The story also reports on earlier efforts along these lines by the
University of North Carolina at Chapel Hill and the University of
Wisconsin at Madison.

My question about these initiatives is: does anybody really expect
this kind of promotion of open access to change the landscape of STM
publishing, now dominated by commercial publishers? As I understand
them, these programs do not limit the payment of fees to fully open
access journals or to journals operated by non-profit organizations.
So, in theory, commercial STM publishers could simply substitute such
fees for subscription monies they now earn, without in any way
affecting their profit margins. Indeed, unless they were to decrease
their subscription prices in some direct proportion to the fees
received to pay for selective OA (as, for example, Oxford University
Press is doing), their overall profits would even increase more.

How does this change the overall economics of STM journal publishing?

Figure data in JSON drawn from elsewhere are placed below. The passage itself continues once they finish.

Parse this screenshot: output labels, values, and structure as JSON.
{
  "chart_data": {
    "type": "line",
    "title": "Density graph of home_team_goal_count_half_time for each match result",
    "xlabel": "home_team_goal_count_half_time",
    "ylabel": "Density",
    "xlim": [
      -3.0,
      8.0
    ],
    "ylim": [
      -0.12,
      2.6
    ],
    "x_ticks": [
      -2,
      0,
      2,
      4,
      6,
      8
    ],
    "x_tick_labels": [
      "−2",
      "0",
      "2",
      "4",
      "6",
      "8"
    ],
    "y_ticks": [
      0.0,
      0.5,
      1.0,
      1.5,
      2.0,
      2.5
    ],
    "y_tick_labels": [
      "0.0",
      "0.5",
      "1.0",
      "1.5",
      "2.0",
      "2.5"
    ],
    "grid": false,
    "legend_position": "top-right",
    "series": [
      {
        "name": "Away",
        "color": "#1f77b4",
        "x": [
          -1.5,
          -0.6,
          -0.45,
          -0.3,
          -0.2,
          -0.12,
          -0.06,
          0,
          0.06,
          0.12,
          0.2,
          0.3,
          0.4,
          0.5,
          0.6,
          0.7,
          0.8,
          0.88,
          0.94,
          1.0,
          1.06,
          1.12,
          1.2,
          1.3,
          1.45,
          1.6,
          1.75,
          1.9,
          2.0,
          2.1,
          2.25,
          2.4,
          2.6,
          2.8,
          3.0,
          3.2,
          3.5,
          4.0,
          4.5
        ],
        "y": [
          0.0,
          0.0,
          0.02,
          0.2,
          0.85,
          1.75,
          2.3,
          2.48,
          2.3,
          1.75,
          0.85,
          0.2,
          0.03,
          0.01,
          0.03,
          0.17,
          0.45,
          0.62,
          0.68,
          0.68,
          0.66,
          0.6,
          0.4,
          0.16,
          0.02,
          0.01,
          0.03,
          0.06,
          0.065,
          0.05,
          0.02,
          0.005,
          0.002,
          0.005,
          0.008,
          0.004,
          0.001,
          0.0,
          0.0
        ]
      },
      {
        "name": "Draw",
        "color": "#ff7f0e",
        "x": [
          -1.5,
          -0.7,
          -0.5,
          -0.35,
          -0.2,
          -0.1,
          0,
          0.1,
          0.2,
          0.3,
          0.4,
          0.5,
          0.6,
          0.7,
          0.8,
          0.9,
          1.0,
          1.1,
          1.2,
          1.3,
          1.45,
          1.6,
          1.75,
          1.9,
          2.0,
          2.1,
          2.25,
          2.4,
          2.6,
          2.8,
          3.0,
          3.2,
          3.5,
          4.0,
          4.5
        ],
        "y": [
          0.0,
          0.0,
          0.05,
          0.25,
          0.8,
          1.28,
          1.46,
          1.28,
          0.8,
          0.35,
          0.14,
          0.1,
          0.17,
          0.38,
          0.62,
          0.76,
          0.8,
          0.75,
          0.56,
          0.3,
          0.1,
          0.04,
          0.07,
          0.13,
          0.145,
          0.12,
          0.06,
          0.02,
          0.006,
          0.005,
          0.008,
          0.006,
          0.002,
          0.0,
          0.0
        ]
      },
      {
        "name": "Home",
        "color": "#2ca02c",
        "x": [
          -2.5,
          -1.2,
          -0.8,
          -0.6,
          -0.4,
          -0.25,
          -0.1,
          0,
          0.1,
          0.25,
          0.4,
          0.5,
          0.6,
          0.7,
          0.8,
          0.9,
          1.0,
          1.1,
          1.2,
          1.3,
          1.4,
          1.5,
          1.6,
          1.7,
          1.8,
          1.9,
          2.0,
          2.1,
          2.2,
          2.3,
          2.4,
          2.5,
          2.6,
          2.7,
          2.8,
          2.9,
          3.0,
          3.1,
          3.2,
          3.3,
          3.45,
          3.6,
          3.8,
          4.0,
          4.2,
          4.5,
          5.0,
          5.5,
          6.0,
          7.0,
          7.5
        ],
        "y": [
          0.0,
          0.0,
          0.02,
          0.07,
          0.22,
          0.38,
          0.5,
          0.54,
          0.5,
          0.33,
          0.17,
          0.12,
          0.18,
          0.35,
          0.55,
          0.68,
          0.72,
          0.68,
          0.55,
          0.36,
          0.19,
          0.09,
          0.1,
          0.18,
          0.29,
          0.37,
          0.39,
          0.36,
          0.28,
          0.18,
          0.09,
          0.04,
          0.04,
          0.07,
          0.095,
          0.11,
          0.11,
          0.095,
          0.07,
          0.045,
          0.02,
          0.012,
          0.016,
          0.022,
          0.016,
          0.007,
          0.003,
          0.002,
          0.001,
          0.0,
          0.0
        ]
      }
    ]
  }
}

It does, of course, make more content more widely accessible to users
wherever an Internet connection is available, but it seems to me that
it doesn't change one whit the burden on universities for sustaining
the system of STM publishing. It merely substitutes OA fees for
subscriptions. Is this any more sustainable long term than the
current model?  The sums provided by these programs are also
pitifully small in comparison with the real costs of publishing
articles (about which there has been a lively debate on another
thread on this listserv) and the number of faculty who have
publishing needs at UC and these other campuses.